Reputation: 19622
I am trying to extract metadata using apache tika and then putting into HashMap.. But my code get's only the key not the value of that key.. For Example.. It stores only title(as a key) but not its value, in the same way it store keywords(as a key) but not its value..
And if i try to see what does md contains, its shows this:-
Description= title=Wireless Technology & Innovation | Mobile Technology Content-Encoding=UTF-8 Content-Type=text/html; charset=utf-8 Keywords= google-site-verification=AzhlXdqBSdUCRPJRY1evCtp2Ko5r9kxB_f81WffACUc
private Map<String, String> metaData;
try {
Metadata md = new Metadata();
htmlStream = new ByteArrayInputStream(htmlContent.getBytes());
String parsedText = tika.parseToString(htmlStream, md);
//very unlikely to happen
if (text == null){
text = parsedText.trim();
}
processMetaData(md);
} catch (Exception e) {
e.printStackTrace();
} finally {
IOUtils.closeQuietly(htmlStream);
}
private void processMetaData(Metadata md){
if ((getMetaData() == null) || (!getMetaData().isEmpty())) {
setMetaData(new HashMap<String, String>());
}
for (String name : md.names()){
//This below line is not working I guess, it stores only the key.. not the value of that particular key..
getMetaData().put(name.toLowerCase(), md.get(name));
}
}
public Map<String, String> getMetaData() {
return metaData;
}
public void setMetaData(Map<String, String> metaData) {
this.metaData = metaData;
}
Any help will be appreciated..
Upvotes: 1
Views: 2540
Reputation: 48346
First up, Tika allows multiple values for a given key. You're better off thinking of it as a Map<String,List<String>>
rather than a simple Map<String,String>
I'd suggest you look at the Tika Metadata JavaDocs. You'll either want to check the isMultiValued(String key)
method for each one, or just call getValues(String key)
every time
To get the first value for a given key, metadata.get(String key)

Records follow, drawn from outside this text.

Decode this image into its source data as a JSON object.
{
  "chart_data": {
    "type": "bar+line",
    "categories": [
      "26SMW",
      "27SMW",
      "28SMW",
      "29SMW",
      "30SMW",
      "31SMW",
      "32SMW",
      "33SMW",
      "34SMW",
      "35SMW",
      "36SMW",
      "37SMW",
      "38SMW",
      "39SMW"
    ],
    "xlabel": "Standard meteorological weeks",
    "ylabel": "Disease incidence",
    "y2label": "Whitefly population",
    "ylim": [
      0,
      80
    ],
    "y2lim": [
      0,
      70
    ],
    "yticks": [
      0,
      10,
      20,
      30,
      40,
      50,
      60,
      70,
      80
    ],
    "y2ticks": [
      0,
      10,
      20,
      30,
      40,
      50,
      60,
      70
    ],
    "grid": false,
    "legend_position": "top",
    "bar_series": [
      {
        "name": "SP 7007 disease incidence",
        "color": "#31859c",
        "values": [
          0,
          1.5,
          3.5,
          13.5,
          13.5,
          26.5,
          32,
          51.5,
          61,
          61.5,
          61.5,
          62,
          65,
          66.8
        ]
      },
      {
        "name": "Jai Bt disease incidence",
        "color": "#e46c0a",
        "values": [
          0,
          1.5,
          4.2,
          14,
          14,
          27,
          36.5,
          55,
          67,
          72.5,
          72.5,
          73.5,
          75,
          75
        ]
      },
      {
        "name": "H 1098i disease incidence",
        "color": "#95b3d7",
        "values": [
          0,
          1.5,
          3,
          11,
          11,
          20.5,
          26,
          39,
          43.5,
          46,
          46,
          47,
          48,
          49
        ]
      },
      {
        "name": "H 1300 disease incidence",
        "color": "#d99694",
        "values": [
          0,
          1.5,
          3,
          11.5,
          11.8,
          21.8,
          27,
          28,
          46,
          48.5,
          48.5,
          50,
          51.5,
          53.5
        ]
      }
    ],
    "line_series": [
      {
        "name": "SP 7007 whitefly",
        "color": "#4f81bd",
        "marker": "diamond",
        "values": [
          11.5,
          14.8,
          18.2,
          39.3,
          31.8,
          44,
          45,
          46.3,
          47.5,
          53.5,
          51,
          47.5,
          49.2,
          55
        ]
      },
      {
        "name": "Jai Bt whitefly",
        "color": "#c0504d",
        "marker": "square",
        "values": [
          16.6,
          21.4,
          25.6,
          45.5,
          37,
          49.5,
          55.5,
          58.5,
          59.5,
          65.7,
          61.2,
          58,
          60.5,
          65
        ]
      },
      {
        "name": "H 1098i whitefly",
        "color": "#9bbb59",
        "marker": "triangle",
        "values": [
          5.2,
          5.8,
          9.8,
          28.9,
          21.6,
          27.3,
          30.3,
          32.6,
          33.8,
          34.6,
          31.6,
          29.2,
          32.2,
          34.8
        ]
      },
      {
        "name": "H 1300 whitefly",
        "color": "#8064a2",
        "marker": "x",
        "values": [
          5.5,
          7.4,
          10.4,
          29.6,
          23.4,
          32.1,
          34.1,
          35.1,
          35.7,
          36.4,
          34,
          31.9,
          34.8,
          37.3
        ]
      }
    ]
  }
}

is the right way to go. Not sure why it isn't working for you
You probably want to play with the Tika App jar, that's the best way to debug things, eg:
java -jar tika-app-1.0-SNAPSHOT.jar --metadata problem.file
That'll let you easily see the metadata your file really contains, then when you know that you can track down where in your code you're doing something wrong
Upvotes: 1